Furthermore, the Inflation Reduction Act includes provisions for the Medicare Prescription Drug Inflation Rebate Program. This program has led to cost savings on over 120 drugs since April 2023, by penalizing manufacturers that increase prices faster than inflation.
Currently, 65 million seniors and other Medicare beneficiaries are benefitting from $35 insulin, free recommended vaccines, and an annual out-of-pocket cost cap of $2,000 per year. Thanks, Joe Biden!
Now for the CHIPS and Science Act.
At the beginning of the Biden Administration, the United States produced only 10% of the world's computer chips and semi-conductors. Through the CHIPS and Science Act, $50 Billion has been invested in facilities across 21 states. All five of the world's most advanced chip manufacturing companies now operate in the United States. No other nation has more than two. So the U.S. can expect to be a leader in chip manufacturing and development competing successfully with countries like China. In foreign affairs, Joe Biden publicly shared intelligence that Russia was about to invade Ukraine. He quickly banded together European allies and led the strengthening of Ukraine despite Donald Trump's long efforts to undermine the struggling democracy and support Russia.

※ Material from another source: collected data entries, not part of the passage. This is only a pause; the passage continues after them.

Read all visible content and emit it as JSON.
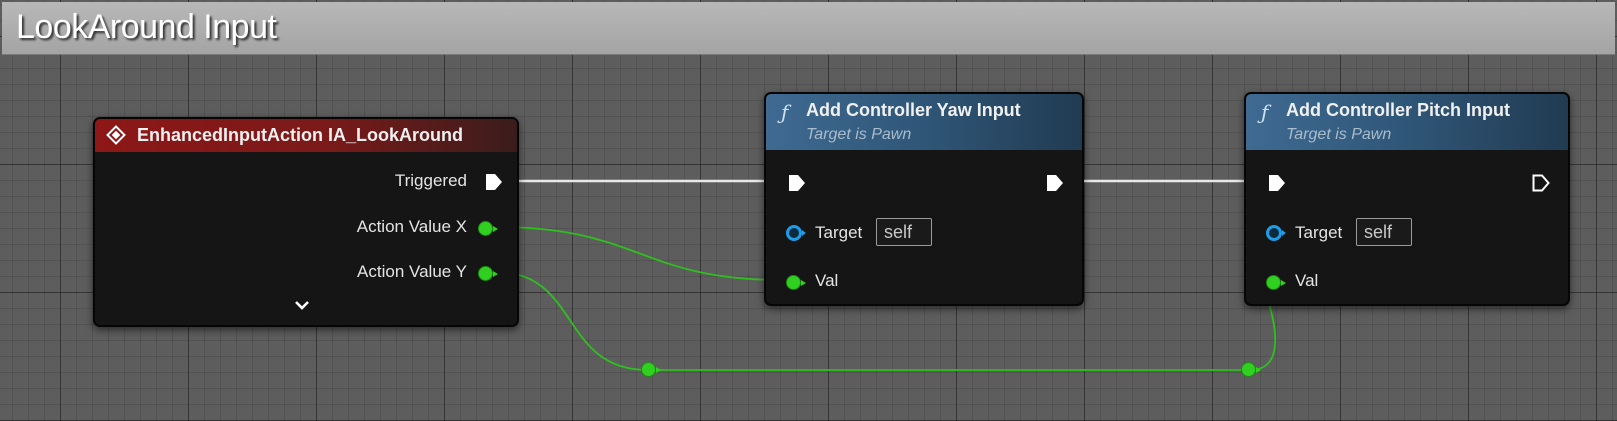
{
  "comment": {
    "title": "LookAround Input"
  },
  "event_node": {
    "title": "EnhancedInputAction IA_LookAround",
    "pins": {
      "triggered": "Triggered",
      "action_value_x": "Action Value X",
      "action_value_y": "Action Value Y"
    }
  },
  "yaw_node": {
    "title": "Add Controller Yaw Input",
    "subtitle": "Target is Pawn",
    "target_label": "Target",
    "target_value": "self",
    "val_label": "Val"
  },
  "pitch_node": {
    "title": "Add Controller Pitch Input",
    "subtitle": "Target is Pawn",
    "target_label": "Target",
    "target_value": "self",
    "val_label": "Val"
  },
  "colors": {
    "event_header": "#8e1717",
    "function_header": "#3f6a92",
    "float_pin": "#2fd01f",
    "object_pin": "#1f9ce8",
    "exec_pin": "#ffffff"
  },
  "icons": {
    "event": "event-diamond-icon",
    "function": "function-f-icon",
    "expand": "chevron-down-icon"
  }
}
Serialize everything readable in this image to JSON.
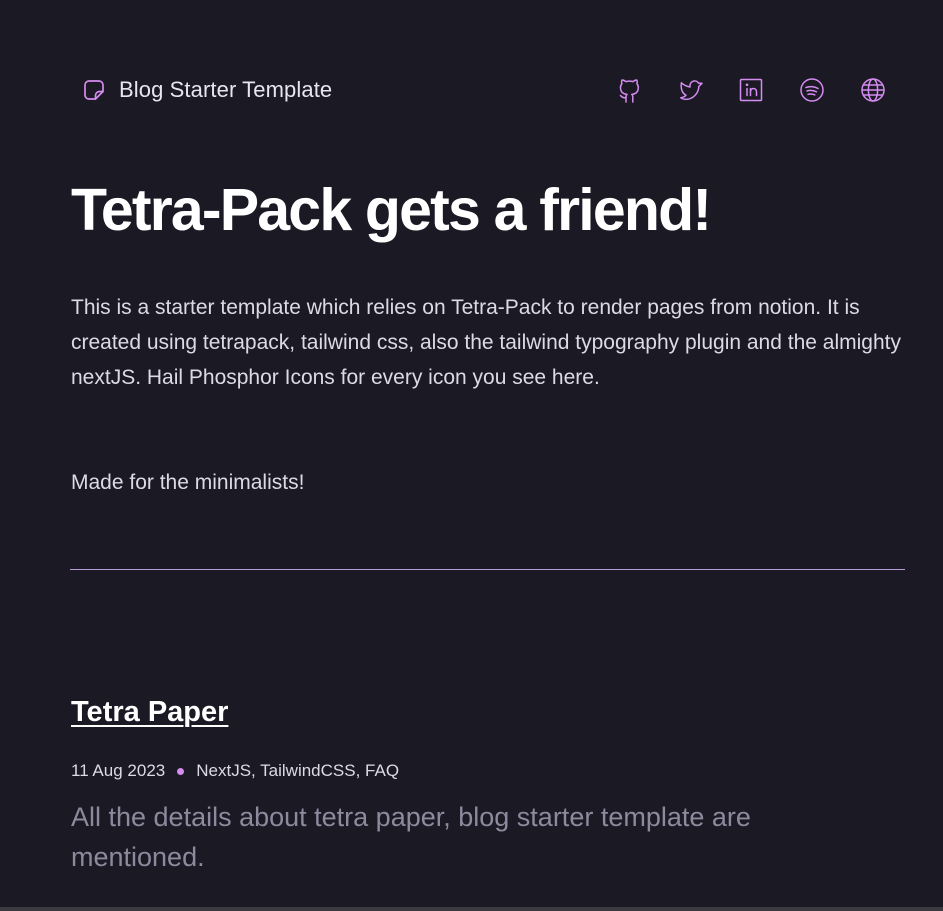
{
  "colors": {
    "background": "#1b1924",
    "accent": "#d58cf1",
    "divider": "#b79bd6",
    "muted_text": "#8d8a9d"
  },
  "header": {
    "brand_icon": "sticker-icon",
    "brand_label": "Blog Starter Template",
    "social_icons": [
      "github-icon",
      "twitter-icon",
      "linkedin-icon",
      "spotify-icon",
      "globe-icon"
    ]
  },
  "hero": {
    "title": "Tetra-Pack gets a friend!",
    "intro": "This is a starter template which relies on Tetra-Pack to render pages from notion. It is created using tetrapack, tailwind css, also the tailwind typography plugin and the almighty nextJS. Hail Phosphor Icons for every icon you see here.",
    "tagline": "Made for the minimalists!"
  },
  "posts": [
    {
      "title": "Tetra Paper",
      "date": "11 Aug 2023",
      "tags": "NextJS, TailwindCSS, FAQ",
      "excerpt": "All the details about tetra paper, blog starter template are mentioned."
    }
  ]
}
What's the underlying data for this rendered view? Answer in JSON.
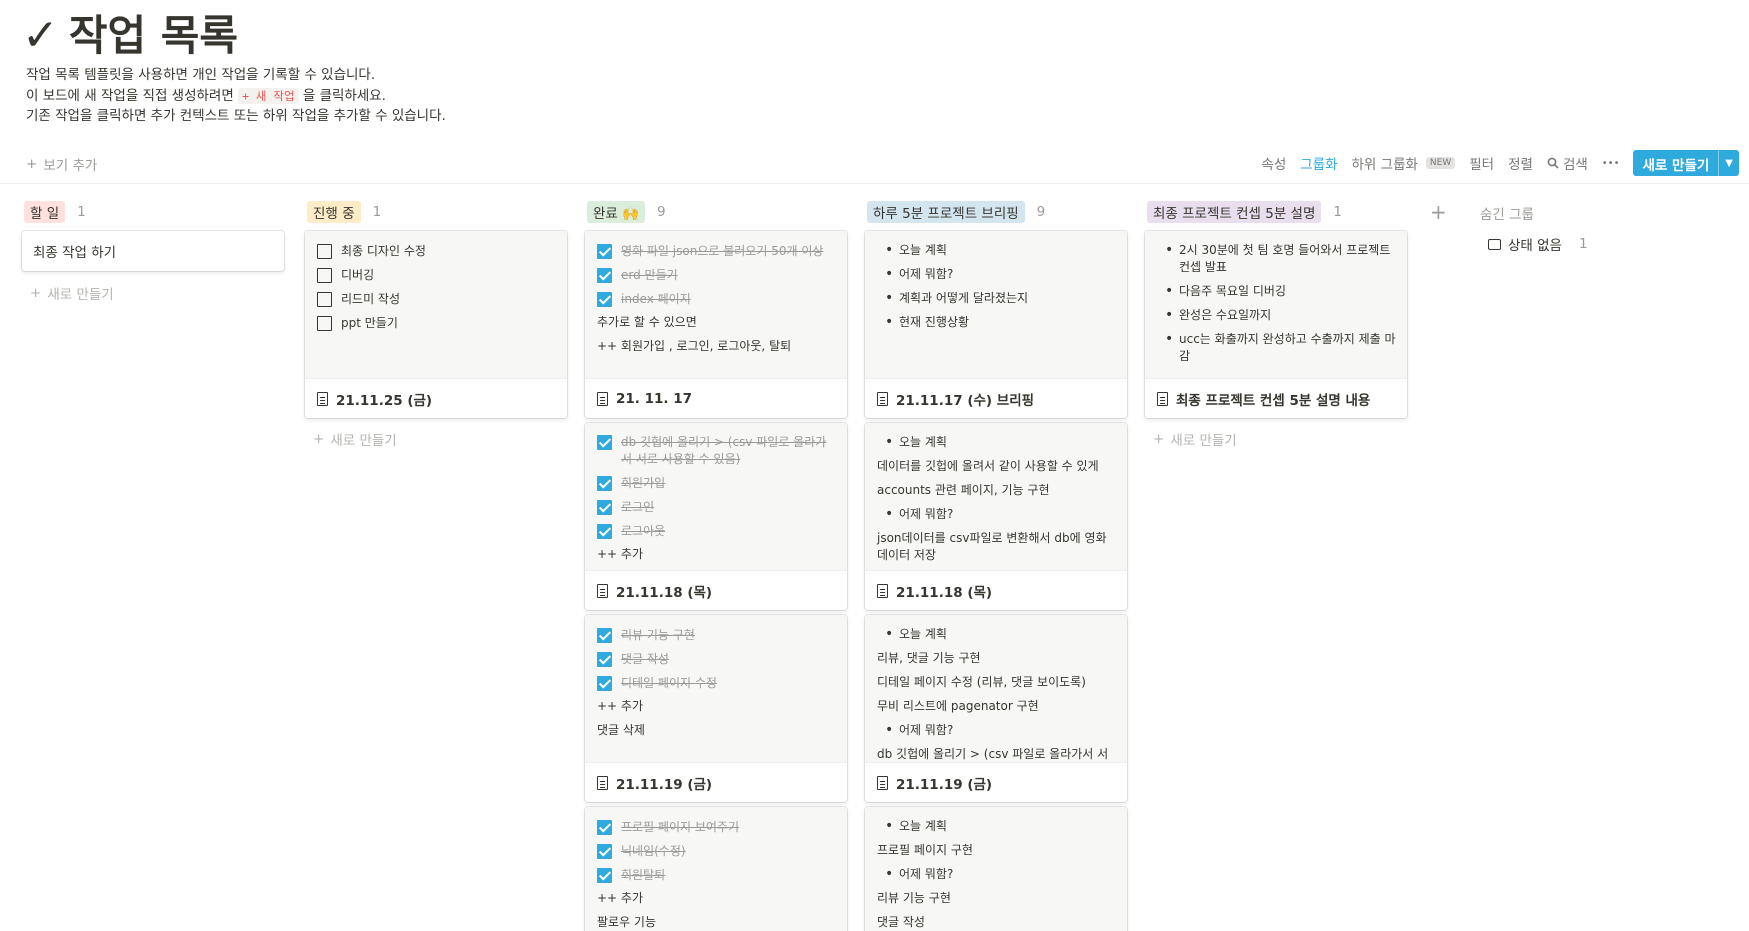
{
  "page": {
    "icon": "✓",
    "title": "작업 목록",
    "desc_line1": "작업 목록 템플릿을 사용하면 개인 작업을 기록할 수 있습니다.",
    "desc_line2_pre": "이 보드에 새 작업을 직접 생성하려면",
    "desc_line2_code": "+ 새 작업",
    "desc_line2_post": "을 클릭하세요.",
    "desc_line3": "기존 작업을 클릭하면 추가 컨텍스트 또는 하위 작업을 추가할 수 있습니다."
  },
  "toolbar": {
    "add_view": "보기 추가",
    "properties": "속성",
    "group": "그룹화",
    "subgroup": "하위 그룹화",
    "new_badge": "NEW",
    "filter": "필터",
    "sort": "정렬",
    "search": "검색",
    "more": "•••",
    "new_button": "새로 만들기",
    "accent": "#2eaadc"
  },
  "add_new_label": "새로 만들기",
  "columns": [
    {
      "name": "할 일",
      "count": "1",
      "color": "#ffe2dd"
    },
    {
      "name": "진행 중",
      "count": "1",
      "color": "#fdecc8"
    },
    {
      "name": "완료 🙌",
      "count": "9",
      "color": "#dbeddb"
    },
    {
      "name": "하루 5분 프로젝트 브리핑",
      "count": "9",
      "color": "#d3e5ef"
    },
    {
      "name": "최종 프로젝트 컨셉 5분 설명",
      "count": "1",
      "color": "#e8deee"
    }
  ],
  "cards": {
    "todo": {
      "title": "최종 작업 하기"
    },
    "inprogress": {
      "items": [
        "최종 디자인 수정",
        "디버깅",
        "리드미 작성",
        "ppt 만들기"
      ],
      "footer": "21.11.25 (금)"
    },
    "done1": {
      "checks": [
        "영화 파일 json으로 불러오기 50개 이상",
        "erd 만들기",
        "index 페이지"
      ],
      "lines": [
        "추가로 할 수 있으면",
        "++ 회원가입 , 로그인, 로그아웃, 탈퇴"
      ],
      "footer": "21. 11. 17"
    },
    "done2": {
      "checks": [
        "db 깃헙에 올리기 > (csv 파일로 올라가서 서로 사용할 수 있음)",
        "회원가입",
        "로그인",
        "로그아웃"
      ],
      "lines": [
        "++ 추가"
      ],
      "footer": "21.11.18 (목)"
    },
    "done3": {
      "checks": [
        "리뷰 기능 구현",
        "댓글 작성",
        "디테일 페이지 수정"
      ],
      "lines": [
        "++ 추가",
        "댓글 삭제"
      ],
      "footer": "21.11.19 (금)"
    },
    "done4": {
      "checks": [
        "프로필 페이지 보여주기",
        "닉네임(수정)",
        "회원탈퇴"
      ],
      "lines": [
        "++ 추가",
        "팔로우 기능"
      ]
    },
    "brief1": {
      "bullets": [
        "오늘 계획",
        "어제 뭐함?",
        "계획과 어떻게 달라졌는지",
        "현재 진행상황"
      ],
      "footer": "21.11.17 (수) 브리핑"
    },
    "brief2": {
      "b1": "오늘 계획",
      "p1": "데이터를 깃헙에 올려서 같이 사용할 수 있게",
      "p2": "accounts 관련 페이지, 기능 구현",
      "b2": "어제 뭐함?",
      "p3": "json데이터를 csv파일로 변환해서 db에 영화 데이터 저장",
      "footer": "21.11.18 (목)"
    },
    "brief3": {
      "b1": "오늘 계획",
      "p1": "리뷰, 댓글 기능 구현",
      "p2": "디테일 페이지 수정 (리뷰, 댓글 보이도록)",
      "p3": "무비 리스트에 pagenator 구현",
      "b2": "어제 뭐함?",
      "p4": "db 깃헙에 올리기 > (csv 파일로 올라가서 서",
      "footer": "21.11.19 (금)"
    },
    "brief4": {
      "b1": "오늘 계획",
      "p1": "프로필 페이지 구현",
      "b2": "어제 뭐함?",
      "p2": "리뷰 기능 구현",
      "p3": "댓글 작성"
    },
    "concept": {
      "bullets": [
        "2시 30분에 첫 팀 호명 들어와서 프로젝트 컨셉 발표",
        "다음주 목요일 디버깅",
        "완성은 수요일까지",
        "ucc는 화출까지 완성하고 수출까지 제출 마감"
      ],
      "footer": "최종 프로젝트 컨셉 5분 설명 내용"
    }
  },
  "hidden_groups": {
    "title": "숨긴 그룹",
    "item": "상태 없음",
    "count": "1"
  }
}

Had Biden not led the resistance and provided aid (with bipartisan support, it should be added) Ukraine would not exist today.
Sadly, that war continues, with Trump constantly capitulating to Vladimir Putin's wishes. And in a despicable act of treachery, Trump even claims that Ukraine started the war and pushes Ukraine to accede to Putin's demands.
And lastly, I'll say this: Joe Biden stood up for working people. He is the only U.S. president who ever walked a picket line. Let that sink in when you're talking about Trump being good for the economy. Ask yourself: The economy for who?